Since Analytics currently has a GPU server in testing, now is a good time to check if that particular hardware would work for Thumbor smart cropping and if it does, how it performs.
|operations/puppet : production||Allow gpu-testers to run radeontop|
|Open||Miriam||T215413 Image Classification Working Group|
|Resolved||elukey||T148843 Remove computational bottlenecks in stats machine via adding a GPU that can be used to train ML models|
|Declined||Gilles||T220811 Test Thumbor OpenCL smart cropping on stat1005|
|Resolved||jijiki||T221562 Build Thumbor packages for buster|
@Gilles we need to build the package for Debian Buster first:
root@install1002:/srv/wikimedia# reprepro lsbycomponent python-thumbor-wikimedia python-thumbor-wikimedia | 2.2-1 | jessie-wikimedia | main | amd64, i386, source python-thumbor-wikimedia | 2.2-1+deb9u1 | stretch-wikimedia | main | amd64, i386, source python-thumbor-wikimedia | 2.4-1+deb9u1 | stretch-wikimedia | component/thumbor | amd64, i386, source
Great, let me know if you need any sort of accuracy evaluation, happy to set up a small experiment to make sure that the detectors work as expected (i.e. they correctly identify *all* types of faces)
gilles@stat1005:~$ apt-cache policy python-thumbor-wikimedia python-thumbor-wikimedia: Installed: (none) Candidate: 2.5-1+deb10u1 Version table: 2.5-1+deb10u1 1001 1001 http://apt.wikimedia.org/wikimedia buster-wikimedia/main amd64 Packages
@elukey can you pleaser install this package on stat1005 now that it's available on Buster? It should pull all the dependencies I need, including Thumbor itself.
First smart crop test on stat1005 successful (face detection):
Now I need to figure out how to a) check that the GPU is correctly leveraged and b) somehow find a way to run thumbor/opencv with and without the GPU to see what the difference is.
Thumbor relies on the python-opencv library for that stuff. I imagine that maybe python-opencv and/or dependencies may have to be compiled from source to leverage the GPU?
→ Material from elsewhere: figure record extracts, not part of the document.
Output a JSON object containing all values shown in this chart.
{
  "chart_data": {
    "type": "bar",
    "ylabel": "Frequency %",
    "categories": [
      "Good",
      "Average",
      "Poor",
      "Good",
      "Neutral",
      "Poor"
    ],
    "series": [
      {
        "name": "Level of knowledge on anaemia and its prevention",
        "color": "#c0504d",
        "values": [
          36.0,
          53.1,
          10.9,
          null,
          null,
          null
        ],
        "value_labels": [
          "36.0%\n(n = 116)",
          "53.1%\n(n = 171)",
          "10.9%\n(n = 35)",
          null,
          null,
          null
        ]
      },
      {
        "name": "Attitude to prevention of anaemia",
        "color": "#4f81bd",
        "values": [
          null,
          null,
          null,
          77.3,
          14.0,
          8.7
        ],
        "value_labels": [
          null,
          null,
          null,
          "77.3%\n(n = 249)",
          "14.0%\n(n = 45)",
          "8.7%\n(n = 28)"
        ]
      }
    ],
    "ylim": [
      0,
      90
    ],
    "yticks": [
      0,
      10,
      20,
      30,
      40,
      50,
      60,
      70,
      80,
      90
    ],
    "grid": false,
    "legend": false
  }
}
I'm not familiar with OpenCL, but I noticed that /etc/OpenCL/vendors contains a amdolc64.icd, which points to libamdocl64.so which is present as /opt/opencl/lib/x86_64/libamdcl64.so
Maybe we need to configure OpenSL (or Py-OpenS)L to specifically usedthat icd) or maybe there's some PATH issue that it doesn't look up /opt/opencl/lib/x86_64/?
@Gilles no idea about what it is needed by thumbor to use the GPU, but in theory I'd expect to find something able to configure it or some logs indicating that it is recognized a GPU.
Also, hsa-ext-rocr-dev might be important: as stated in the other task, https://github.com/RadeonOpenCompute/ROCm/issues/761 gives a good hint about what the package contains:
As of ROCm 1.9, the remaining mechanisms that are available in these closed-source libraries are the hsa_amd_image_*, hsa_ext_image_* and hsa_ext_sampler_* functions (libhsa-ext-image64.so.1) and hsa_ext_tools_* functions (libhsa-runtime-tools64.so). The former are used by, for example, our OpenCL runtime for "image" types. If you don't have libhsa-ext-image64.so.1 installed on your system, our OpenCL runtime will not offer image support for ROCm GPU devices. For example, clGetDeviceInfo() will return CL_FALSE for CL_DEVICE_IMAGE_SUPPORT.
So we could try to install hsa-ext-rocr-dev again and see how it goes!
Note: the package is the only non-open-source one, and we are trying to avoid using it if possible.
I don't have time to pursue this anymore, nor do I have the linux wrangling skills to troubleshoot this issue anyway. I thought it would be a straightforward thing to try out, but it's clear now that it's a small project of its own to get Thumbor to leverage the GPU properly. This is something that can be revisited by whoever inherits Thumbor maintenance.